Chowta brings the discussion into the spotlight by focusing on the involvement of senior BJP leader Brijesh Chowta (no relation to the author) – a former Union Minister who had close ties with the National Bank for Agriculture and Rural Development (NABARD). The article cites a 2019 press release (link 5) where Chowta accepted a “policy advisory” role at NABARD, a position that the author claims gave him a strategic advantage in influencing bank lending to BJP affiliates.

In addition, the piece mentions the “Karnataka Finance Minister’s “Policy Overhaul” (2022), which allowed state banks to set credit limits above the RBI’s recommended caps for certain “politically sensitive” accounts. The article suggests this policy was engineered to benefit the BJP’s electoral machinery.

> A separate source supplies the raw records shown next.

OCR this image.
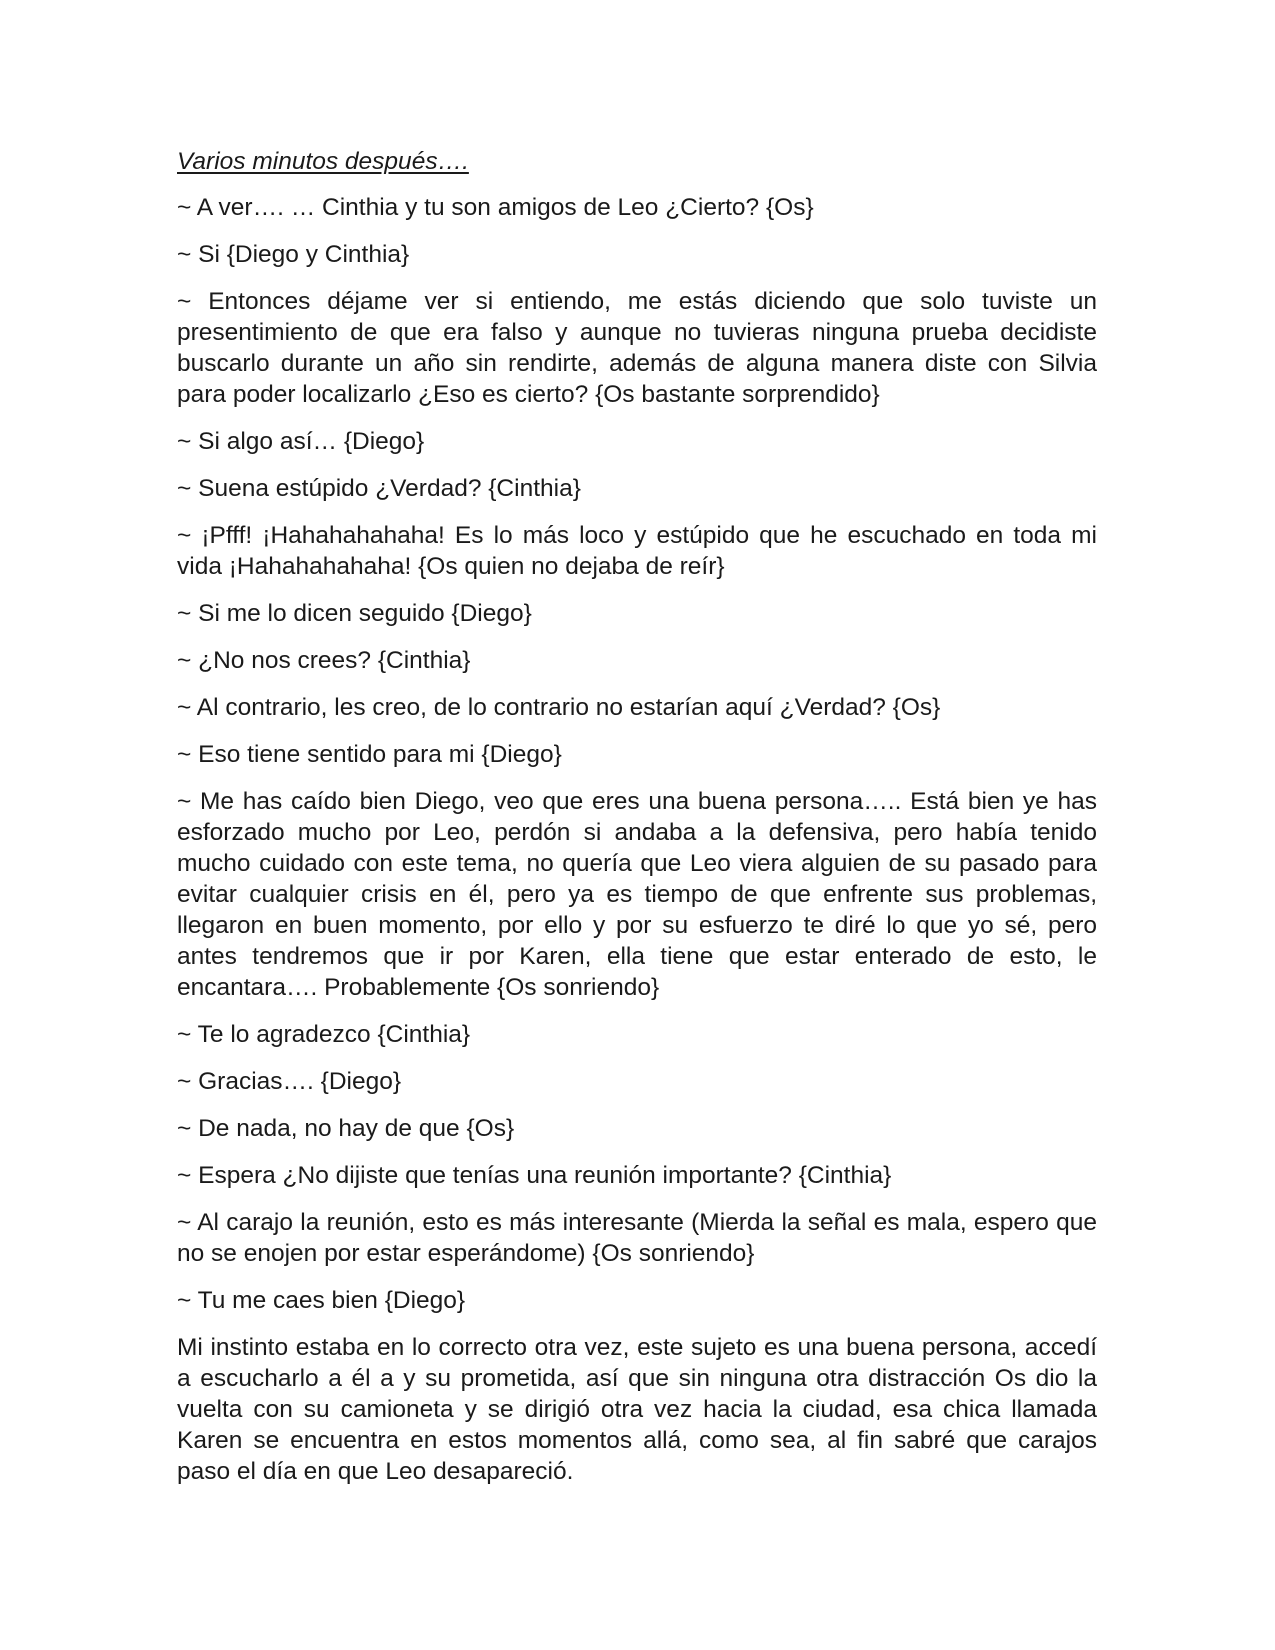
Varios minutos después….

~ A ver…. … Cinthia y tu son amigos de Leo ¿Cierto? {Os}

~ Si {Diego y Cinthia}

~ Entonces déjame ver si entiendo, me estás diciendo que solo tuviste un presentimiento de que era falso y aunque no tuvieras ninguna prueba decidiste buscarlo durante un año sin rendirte, además de alguna manera diste con Silvia para poder localizarlo ¿Eso es cierto? {Os bastante sorprendido}

~ Si algo así… {Diego}

~ Suena estúpido ¿Verdad? {Cinthia}

~ ¡Pfff! ¡Hahahahahaha! Es lo más loco y estúpido que he escuchado en toda mi vida ¡Hahahahahaha! {Os quien no dejaba de reír}

~ Si me lo dicen seguido {Diego}

~ ¿No nos crees? {Cinthia}

~ Al contrario, les creo, de lo contrario no estarían aquí ¿Verdad? {Os}

~ Eso tiene sentido para mi {Diego}

~ Me has caído bien Diego, veo que eres una buena persona….. Está bien ye has esforzado mucho por Leo, perdón si andaba a la defensiva, pero había tenido mucho cuidado con este tema, no quería que Leo viera alguien de su pasado para evitar cualquier crisis en él, pero ya es tiempo de que enfrente sus problemas, llegaron en buen momento, por ello y por su esfuerzo te diré lo que yo sé, pero antes tendremos que ir por Karen, ella tiene que estar enterado de esto, le encantara…. Probablemente {Os sonriendo}

~ Te lo agradezco {Cinthia}

~ Gracias…. {Diego}

~ De nada, no hay de que {Os}

~ Espera ¿No dijiste que tenías una reunión importante? {Cinthia}

~ Al carajo la reunión, esto es más interesante (Mierda la señal es mala, espero que no se enojen por estar esperándome) {Os sonriendo}

~ Tu me caes bien {Diego}

Mi instinto estaba en lo correcto otra vez, este sujeto es una buena persona, accedí a escucharlo a él a y su prometida, así que sin ninguna otra distracción Os dio la vuelta con su camioneta y se dirigió otra vez hacia la ciudad, esa chica llamada Karen se encuentra en estos momentos allá, como sea, al fin sabré que carajos paso el día en que Leo desapareció.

5. Democratic Consequences

Chowta’s main argument is that these practices erode democratic accountability:

  • Opaque Funding: By routing funds through PFIs, political parties hide their true financial backing. Voters cannot determine whether a candidate’s campaign is funded by private donors, public entities, or a combination.

  • Policy Bias: PFIs wield significant influence over public policy. If banks provide preferential loans to parties in power, they may indirectly shape economic policy to favor those parties, undermining policy neutrality.

  • Disproportionate Power: The system empowers a small elite that controls PFIs, creating a “money‑influenced” political class that is unresponsive to ordinary voters.

6. Recommendations for Reform

The article closes with a set of policy recommendations:

  1. Full Disclosure: All financial transactions between PFIs and political parties should be publicly disclosed within 48 hours of the transaction.

  2. Independent Audit: An independent body, perhaps the Comptroller and Auditor General (CAG), should audit all PFI‑political transactions annually.

  3. Regulatory Amendments: Amend the Indian Election Code to treat PFI‑derived funds as “political funds” subject to the same restrictions as private donations.

  4. Capacity Building: The Election Commission should provide training to political parties on compliance with new reporting norms.


7. Contextual Links in the Original Article

The original Deccan Herald article interlinks several sources to bolster its argument:

  • Link 1: Cabinet Memorandum on Political Loans – a PDF that outlines how the Ministry of Finance permits political loans under specific conditions.

  • Link 2: Karnataka State Election Commission Data – a dataset showing the financial sources of parties during the 2018 elections.

  • Link 3: Government White Paper on “Shakti Prabhari” – policy document detailing the scheme’s objectives and eligibility criteria.

  • Link 4: Audit Report on “Prathama” Loans – a critical report from the Karnataka State Audit Office.

  • Link 5: Press Release on Brijesh Chowta’s NABARD Role – a government announcement detailing his new advisory position.

Chowta’s article, by weaving these documents together, presents a compelling narrative that the political economy in Karnataka—and by extension India—has become increasingly intertwined with state-controlled financial entities. The piece warns that if these trends continue unchecked, they will erode the principles of transparency, accountability, and equality that underpin India’s democratic system.